Latest ransomware targets gamers with a malicious sophistication

Ransomware can be one of the nastiest forms of malware, holding a system’s files hostage until a monetary demand is settled. The latest piece of such ransomware to make its way onto the scene is being dubbed as Anatova after it was recently discovered by the security team at McAfee. Possing as the icon of a game or other application, the malware tricks users into running the software without a second thought. Worst of all, Anatova is an intelligent creation that knows how to clear its tracks and prevent a thorough analysis.

The malware was discovered on a peer-to-peer file sharing network, attempting to trick users believing they may have downloaded a genuine piece of software. Once the malware has been downloaded to the target computer and installed, it will lock down access to the PC and its data until a ransom is paid — that’s if the malicious team behind Anatova keeps its word. As of now, the malware is asking for 10 Dash, a type of cryptocurrency which currently equates to around $700.
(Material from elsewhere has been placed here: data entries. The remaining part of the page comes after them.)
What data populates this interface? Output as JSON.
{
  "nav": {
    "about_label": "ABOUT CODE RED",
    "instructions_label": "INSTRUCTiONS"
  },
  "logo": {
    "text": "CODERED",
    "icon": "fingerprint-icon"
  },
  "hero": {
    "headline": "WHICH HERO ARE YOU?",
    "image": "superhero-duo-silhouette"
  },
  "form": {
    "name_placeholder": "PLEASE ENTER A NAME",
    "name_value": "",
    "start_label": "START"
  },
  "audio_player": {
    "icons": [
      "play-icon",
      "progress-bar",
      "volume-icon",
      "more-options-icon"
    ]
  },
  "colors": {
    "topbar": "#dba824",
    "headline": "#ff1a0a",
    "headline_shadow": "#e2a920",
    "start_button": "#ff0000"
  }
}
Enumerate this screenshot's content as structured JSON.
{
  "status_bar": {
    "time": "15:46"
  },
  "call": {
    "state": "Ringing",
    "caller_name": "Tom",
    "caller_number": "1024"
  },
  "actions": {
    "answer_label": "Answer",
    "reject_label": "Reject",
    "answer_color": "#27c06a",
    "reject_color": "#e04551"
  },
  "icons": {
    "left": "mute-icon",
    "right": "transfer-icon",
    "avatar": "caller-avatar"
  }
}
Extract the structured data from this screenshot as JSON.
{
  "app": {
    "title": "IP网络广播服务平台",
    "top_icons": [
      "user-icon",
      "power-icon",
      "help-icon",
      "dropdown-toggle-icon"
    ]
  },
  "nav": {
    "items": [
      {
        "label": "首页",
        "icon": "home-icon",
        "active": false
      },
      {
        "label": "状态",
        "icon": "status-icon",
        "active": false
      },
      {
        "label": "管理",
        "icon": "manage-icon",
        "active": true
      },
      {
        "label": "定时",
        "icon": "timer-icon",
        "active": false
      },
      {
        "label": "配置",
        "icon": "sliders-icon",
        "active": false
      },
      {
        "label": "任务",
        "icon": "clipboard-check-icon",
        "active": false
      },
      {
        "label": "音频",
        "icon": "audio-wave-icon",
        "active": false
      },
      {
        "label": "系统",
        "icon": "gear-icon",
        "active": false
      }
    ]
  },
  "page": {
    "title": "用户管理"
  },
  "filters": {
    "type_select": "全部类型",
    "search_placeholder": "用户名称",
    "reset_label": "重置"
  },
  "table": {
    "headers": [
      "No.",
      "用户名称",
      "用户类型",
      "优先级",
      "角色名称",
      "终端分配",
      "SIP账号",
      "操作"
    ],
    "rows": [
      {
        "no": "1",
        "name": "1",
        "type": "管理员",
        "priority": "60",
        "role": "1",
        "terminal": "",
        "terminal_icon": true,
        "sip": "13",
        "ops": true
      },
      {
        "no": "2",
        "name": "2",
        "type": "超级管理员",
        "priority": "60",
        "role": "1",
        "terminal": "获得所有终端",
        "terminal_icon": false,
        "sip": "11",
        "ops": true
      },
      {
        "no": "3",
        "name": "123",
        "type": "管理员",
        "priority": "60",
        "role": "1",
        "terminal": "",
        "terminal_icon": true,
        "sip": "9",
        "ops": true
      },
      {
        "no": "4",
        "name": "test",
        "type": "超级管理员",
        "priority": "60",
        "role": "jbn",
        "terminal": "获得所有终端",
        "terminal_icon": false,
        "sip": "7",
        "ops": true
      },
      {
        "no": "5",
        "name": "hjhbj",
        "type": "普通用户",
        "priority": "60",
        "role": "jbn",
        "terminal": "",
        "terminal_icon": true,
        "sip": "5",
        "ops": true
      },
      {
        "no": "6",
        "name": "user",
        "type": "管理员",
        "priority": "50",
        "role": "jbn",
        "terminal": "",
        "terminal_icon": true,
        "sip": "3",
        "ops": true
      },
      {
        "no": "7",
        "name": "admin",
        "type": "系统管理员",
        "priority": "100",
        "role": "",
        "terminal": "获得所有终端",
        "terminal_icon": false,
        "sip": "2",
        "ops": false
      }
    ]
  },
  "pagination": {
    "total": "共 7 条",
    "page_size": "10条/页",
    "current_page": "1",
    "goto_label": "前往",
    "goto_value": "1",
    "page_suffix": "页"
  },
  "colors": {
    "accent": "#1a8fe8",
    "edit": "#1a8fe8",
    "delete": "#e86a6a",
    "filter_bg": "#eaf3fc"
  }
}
The most troublesome aspects of the new malware include its ability to prevent further analysis once discovered, and its ability to evolve. From an analysis standpoint, Anatova can clean up after it runs, deleting code from memory that would typically allow security reachers to fight the malware, creating a decryption algorithm for the problem. From an advancement standpoint, Anatova was designed with the ability to add additional anti-ransomware tactics after launch in an attempt to stay one step ahead of security professionals.

To avoid ransomware, such as Anatova, it is essential to follow standard security practices when utilizing your PC, such as not downloading unknown programs to your machine. Additionally, it is recommended that you are running an up-to-date anti-virus and anti-malware solution to prevent such infection. With ransomware, one of the most efficient methods of staying safe is to back up your data. Ensure that you always have a current and active backup, whether via the cloud or local storage, this way, if ransomware strikes, you don’t need to shell out for what you already have a secure copy.